The microsurgery cannula according to the invention reduces the water pressure through the suction tube by a factor of 2.5 by providing the suction tube characterized by a monotonically increasing wave cross-section from the spatial end 5 to the hollow adapter head. In addition, the feature of having the same diameter as the spatial end of the suction tube increases the suction time of crystalline lumps by 1.5% compared to the prototype.
reducing the risk of damage to ocular tissue at the same time.

The gradient on the end of the irrigation tube distributes the fluid flow to efficiently clean the crystalline mass.

Furthermore, the best head pressure of the fluid flow at the outlet of the irrigation tube is made possible by selecting the ratio of the inclined trapezoidal angles of the internal passageway of the irrigation tube.

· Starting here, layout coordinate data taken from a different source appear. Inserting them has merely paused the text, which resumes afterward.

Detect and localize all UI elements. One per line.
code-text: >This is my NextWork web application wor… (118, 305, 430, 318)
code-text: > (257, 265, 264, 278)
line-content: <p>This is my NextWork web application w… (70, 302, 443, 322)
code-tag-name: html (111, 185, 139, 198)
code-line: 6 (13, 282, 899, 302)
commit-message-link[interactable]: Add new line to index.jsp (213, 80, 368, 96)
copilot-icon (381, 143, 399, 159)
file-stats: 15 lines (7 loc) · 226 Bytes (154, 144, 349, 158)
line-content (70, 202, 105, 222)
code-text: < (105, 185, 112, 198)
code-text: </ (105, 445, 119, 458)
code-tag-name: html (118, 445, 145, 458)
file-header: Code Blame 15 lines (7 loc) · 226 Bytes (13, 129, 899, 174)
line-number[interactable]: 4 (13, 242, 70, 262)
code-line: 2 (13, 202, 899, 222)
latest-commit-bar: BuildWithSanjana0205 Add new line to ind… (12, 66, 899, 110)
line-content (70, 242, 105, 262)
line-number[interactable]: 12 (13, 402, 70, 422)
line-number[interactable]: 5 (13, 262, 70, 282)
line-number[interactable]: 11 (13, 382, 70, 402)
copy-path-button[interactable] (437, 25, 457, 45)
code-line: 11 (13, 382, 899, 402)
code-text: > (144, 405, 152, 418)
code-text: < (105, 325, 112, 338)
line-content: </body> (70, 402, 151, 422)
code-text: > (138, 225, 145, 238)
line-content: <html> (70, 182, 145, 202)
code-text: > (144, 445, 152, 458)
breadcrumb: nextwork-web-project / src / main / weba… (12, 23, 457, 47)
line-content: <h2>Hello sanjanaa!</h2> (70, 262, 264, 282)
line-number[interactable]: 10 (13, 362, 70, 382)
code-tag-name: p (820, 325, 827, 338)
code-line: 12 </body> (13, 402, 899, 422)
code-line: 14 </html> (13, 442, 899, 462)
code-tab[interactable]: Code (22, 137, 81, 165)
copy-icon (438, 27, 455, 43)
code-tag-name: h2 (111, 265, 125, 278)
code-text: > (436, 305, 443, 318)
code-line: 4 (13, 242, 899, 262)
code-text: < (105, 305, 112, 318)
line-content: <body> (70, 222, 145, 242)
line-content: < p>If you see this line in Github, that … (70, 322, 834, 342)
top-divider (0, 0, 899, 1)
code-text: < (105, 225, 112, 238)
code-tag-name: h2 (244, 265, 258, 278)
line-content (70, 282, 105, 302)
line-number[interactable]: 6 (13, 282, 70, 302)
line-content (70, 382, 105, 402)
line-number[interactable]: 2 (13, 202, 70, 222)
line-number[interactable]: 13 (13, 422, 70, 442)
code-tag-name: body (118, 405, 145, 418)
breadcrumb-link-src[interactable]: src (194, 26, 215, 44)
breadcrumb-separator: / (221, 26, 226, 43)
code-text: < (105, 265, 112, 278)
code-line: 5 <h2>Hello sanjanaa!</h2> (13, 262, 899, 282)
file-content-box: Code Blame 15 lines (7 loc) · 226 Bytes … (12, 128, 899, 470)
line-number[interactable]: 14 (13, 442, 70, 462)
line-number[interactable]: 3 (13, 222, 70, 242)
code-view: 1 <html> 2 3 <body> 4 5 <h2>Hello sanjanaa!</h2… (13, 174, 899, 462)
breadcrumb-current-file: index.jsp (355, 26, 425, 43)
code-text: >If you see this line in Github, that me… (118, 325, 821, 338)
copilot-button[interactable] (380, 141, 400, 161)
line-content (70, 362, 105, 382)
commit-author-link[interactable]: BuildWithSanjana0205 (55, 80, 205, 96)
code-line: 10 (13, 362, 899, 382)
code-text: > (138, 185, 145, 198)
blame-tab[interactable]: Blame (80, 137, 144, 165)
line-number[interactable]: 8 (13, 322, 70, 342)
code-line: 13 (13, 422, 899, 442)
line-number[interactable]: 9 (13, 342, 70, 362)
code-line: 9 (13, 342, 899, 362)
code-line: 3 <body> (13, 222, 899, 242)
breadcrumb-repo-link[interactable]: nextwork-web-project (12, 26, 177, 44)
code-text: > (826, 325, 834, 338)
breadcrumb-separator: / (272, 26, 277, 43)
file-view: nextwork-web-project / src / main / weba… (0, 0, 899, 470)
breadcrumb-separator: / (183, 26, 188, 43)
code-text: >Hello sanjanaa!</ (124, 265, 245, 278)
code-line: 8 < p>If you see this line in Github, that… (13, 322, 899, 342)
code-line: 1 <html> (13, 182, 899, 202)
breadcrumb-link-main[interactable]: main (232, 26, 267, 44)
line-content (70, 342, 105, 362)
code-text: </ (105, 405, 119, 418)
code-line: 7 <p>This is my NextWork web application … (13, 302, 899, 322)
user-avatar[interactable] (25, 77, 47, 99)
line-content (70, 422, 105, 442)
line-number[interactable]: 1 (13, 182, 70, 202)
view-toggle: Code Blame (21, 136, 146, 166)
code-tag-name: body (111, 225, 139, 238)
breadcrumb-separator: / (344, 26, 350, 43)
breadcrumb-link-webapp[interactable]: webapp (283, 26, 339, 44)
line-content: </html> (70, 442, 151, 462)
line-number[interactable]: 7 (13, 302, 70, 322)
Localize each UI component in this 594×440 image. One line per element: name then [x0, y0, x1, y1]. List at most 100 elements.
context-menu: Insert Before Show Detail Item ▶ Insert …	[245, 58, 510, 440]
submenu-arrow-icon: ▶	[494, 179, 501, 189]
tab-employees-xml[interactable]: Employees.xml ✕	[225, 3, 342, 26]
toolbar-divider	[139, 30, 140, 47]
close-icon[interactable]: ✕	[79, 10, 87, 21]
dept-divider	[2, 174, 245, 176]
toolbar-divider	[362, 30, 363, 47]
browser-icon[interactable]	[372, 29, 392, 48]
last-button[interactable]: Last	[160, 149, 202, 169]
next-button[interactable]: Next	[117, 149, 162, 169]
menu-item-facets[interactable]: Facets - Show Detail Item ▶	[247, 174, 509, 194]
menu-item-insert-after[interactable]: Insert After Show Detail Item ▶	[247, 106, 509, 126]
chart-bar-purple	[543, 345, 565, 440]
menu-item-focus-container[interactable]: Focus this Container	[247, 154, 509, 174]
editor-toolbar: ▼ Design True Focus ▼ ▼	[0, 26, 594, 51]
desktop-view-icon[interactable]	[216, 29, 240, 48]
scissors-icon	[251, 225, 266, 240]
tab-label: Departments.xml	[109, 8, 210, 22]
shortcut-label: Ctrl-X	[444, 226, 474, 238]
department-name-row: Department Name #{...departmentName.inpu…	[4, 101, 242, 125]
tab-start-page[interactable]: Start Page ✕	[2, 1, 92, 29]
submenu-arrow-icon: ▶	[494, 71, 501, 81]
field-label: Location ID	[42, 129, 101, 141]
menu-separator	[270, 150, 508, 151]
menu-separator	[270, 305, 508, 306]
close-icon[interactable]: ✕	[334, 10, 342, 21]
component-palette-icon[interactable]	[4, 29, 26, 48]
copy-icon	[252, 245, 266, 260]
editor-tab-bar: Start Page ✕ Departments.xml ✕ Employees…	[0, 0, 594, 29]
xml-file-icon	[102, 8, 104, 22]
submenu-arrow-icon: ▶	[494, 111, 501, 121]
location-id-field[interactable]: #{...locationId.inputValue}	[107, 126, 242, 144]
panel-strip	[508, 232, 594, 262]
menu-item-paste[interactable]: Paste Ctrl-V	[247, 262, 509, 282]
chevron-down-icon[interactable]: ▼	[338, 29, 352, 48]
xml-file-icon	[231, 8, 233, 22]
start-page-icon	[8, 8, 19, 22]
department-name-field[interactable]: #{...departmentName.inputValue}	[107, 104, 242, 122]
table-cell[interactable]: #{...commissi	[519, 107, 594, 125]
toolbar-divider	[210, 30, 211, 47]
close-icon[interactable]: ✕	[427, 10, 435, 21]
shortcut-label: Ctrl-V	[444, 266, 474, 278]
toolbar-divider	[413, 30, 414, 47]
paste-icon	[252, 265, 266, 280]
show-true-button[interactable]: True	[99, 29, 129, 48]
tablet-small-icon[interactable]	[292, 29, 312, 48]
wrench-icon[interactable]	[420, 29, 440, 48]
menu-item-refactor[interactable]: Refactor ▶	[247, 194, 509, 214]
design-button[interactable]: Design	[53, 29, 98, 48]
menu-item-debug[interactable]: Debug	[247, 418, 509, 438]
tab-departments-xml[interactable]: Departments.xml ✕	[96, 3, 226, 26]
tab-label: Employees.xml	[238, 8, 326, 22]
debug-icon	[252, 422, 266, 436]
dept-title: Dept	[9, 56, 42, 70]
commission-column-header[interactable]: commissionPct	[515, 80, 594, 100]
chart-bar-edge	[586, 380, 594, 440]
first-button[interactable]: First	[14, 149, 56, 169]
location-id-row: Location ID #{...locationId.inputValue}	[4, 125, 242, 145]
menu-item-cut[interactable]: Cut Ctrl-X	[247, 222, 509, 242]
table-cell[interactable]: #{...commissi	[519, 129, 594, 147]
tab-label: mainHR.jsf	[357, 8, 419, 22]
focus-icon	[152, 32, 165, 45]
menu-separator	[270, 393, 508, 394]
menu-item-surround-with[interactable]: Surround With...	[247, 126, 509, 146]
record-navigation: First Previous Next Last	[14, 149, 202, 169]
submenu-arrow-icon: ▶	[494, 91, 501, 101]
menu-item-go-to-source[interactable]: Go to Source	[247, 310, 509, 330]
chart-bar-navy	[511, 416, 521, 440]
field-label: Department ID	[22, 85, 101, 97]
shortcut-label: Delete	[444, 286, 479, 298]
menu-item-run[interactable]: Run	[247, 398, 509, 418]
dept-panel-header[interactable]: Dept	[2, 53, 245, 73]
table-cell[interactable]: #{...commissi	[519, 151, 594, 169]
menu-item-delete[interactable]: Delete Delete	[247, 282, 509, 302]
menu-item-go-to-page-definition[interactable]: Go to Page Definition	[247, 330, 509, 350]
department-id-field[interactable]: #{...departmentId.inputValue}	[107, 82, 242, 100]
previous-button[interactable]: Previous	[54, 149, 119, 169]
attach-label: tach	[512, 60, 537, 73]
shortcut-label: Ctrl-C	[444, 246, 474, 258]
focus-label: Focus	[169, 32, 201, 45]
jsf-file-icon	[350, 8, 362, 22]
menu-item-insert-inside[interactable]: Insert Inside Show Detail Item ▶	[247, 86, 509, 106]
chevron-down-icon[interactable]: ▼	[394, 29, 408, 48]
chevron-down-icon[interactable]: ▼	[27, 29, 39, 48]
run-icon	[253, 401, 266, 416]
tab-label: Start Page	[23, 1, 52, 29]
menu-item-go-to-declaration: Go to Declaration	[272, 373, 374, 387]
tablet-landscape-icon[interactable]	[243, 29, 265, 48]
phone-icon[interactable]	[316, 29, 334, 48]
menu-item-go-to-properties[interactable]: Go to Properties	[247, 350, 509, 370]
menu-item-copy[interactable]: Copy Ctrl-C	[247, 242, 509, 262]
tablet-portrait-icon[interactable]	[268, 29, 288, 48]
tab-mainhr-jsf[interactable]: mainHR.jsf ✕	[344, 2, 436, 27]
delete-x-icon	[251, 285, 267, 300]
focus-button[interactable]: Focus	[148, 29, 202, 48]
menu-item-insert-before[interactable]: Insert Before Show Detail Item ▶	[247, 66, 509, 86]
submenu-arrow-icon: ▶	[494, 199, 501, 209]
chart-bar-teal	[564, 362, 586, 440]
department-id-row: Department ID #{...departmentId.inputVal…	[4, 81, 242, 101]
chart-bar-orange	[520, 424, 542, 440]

[Brief Description of the Drawings] Fig. 1 is an overall explanatory diagram of the microsurgery cannula according to the present invention, Fig. 2 is an enlarged view of the suction opening taken along the arrow in Fig. 1, and Fig. 3 is an enlarged view of the suction opening taken along the arrow in Fig. 1. 1 is a sectional view of a suction tube according to the invention having a circular cross-sectional flow path along the line III--III in FIG. 1; FIG. 5 is a sectional view of a suction tube according to the invention with a biconvex cross-sectional channel along the line V-V of FIG. 1; FIG. 7 is a sectional view taken along the line Vll-vII in FIG. 6, and FIG. 8 is a view taken in the direction of arrow B in FIG. 6. 1°, . 2. 30. . 19 51. . 69. . Hollow adapter head suction tube suction tube internal passage 10. Tapered inlet hole suction tube space end suction opening 7. 8. . 9. 10゜11゜12゜13゜14゜15゜16゜17゜18゜20゜21゜22゜23゜α. d. b. Suction opening Main axis Suction opening Long axis Circular cross section Channel Oval cross section Channel Biconvex cross section Channel Irrigation tube Irrigation tube Space end End chamber Pipe coupler Tube adapter Head Symmetric Gradient section Irrigation tube Long axis Irrigation tube end Irrigation tube inner passage A: Oblique suction tube outer diameter Irrigation tube oval cross-sectional area semi-minor axis FID, 5

Claims (7)

[Claims] 1. It consists of a suction tube (2) communicating with the hollow adapter head (1) at one end and having a suction opening (6) on the side surface of the other end (5) of the space, the flow path of said suction tube (2) A microsurgery cannula characterized in that a cross section monotonically increases over the entire length from the other end of the space (5) to the hollow adapter head (1). 2. The suction opening (6) on the side of the suction tube (2) is oval shaped and its area is defined by the suction opening (
6) larger than the flow path cross-sectional area of the suction tube (2) in the area, and the main axis (7) of the oval suction opening (6) is along the long axis (8) of the suction tube (2); The microsurgery cannula of claim 1, characterized in that: 3. Microsurgery cannula according to claim 2, characterized in that the suction tube (2) has a circular cross-section channel (9). 4. The suction tube (2) has an oval cross-section flow path (10)
The microsurgery cannula according to claim 2, characterized in that it has: 5. The suction tube (2) has a biconvex cross-sectional flow path (11)
3. The microsurgery cannula of claim 2, further comprising: 6. Said suction tube (2) is housed in and coaxially arranged with the irrigation tube (12) and has an air gap therebetween, said irrigation tube extending from the spatial end (13) forming an end hole (14). The spatial end (5) of the suction tube (2), which has a monotonically increasing elliptical cross-sectional flow path and is provided with the suction opening (6), is connected to the irrigation tube (1).
4. The microsurgery cannula of claim 3, wherein the microsurgery cannula extends from 2). 7. Said irrigation tube (12) forms a symmetrical gradient section (20) in the region of said end hole (14), said symmetrical gradient section forming a main axis (7) of said suction opening (6) with said oval cross-section channel. At an obtuse angle (α) to the irrigation tube (12
Microsurgery cannula according to claim 6, characterized in that it is oblique to the long axis (21) of the tube and communicates with the suction tube (2) at least in the end region (22).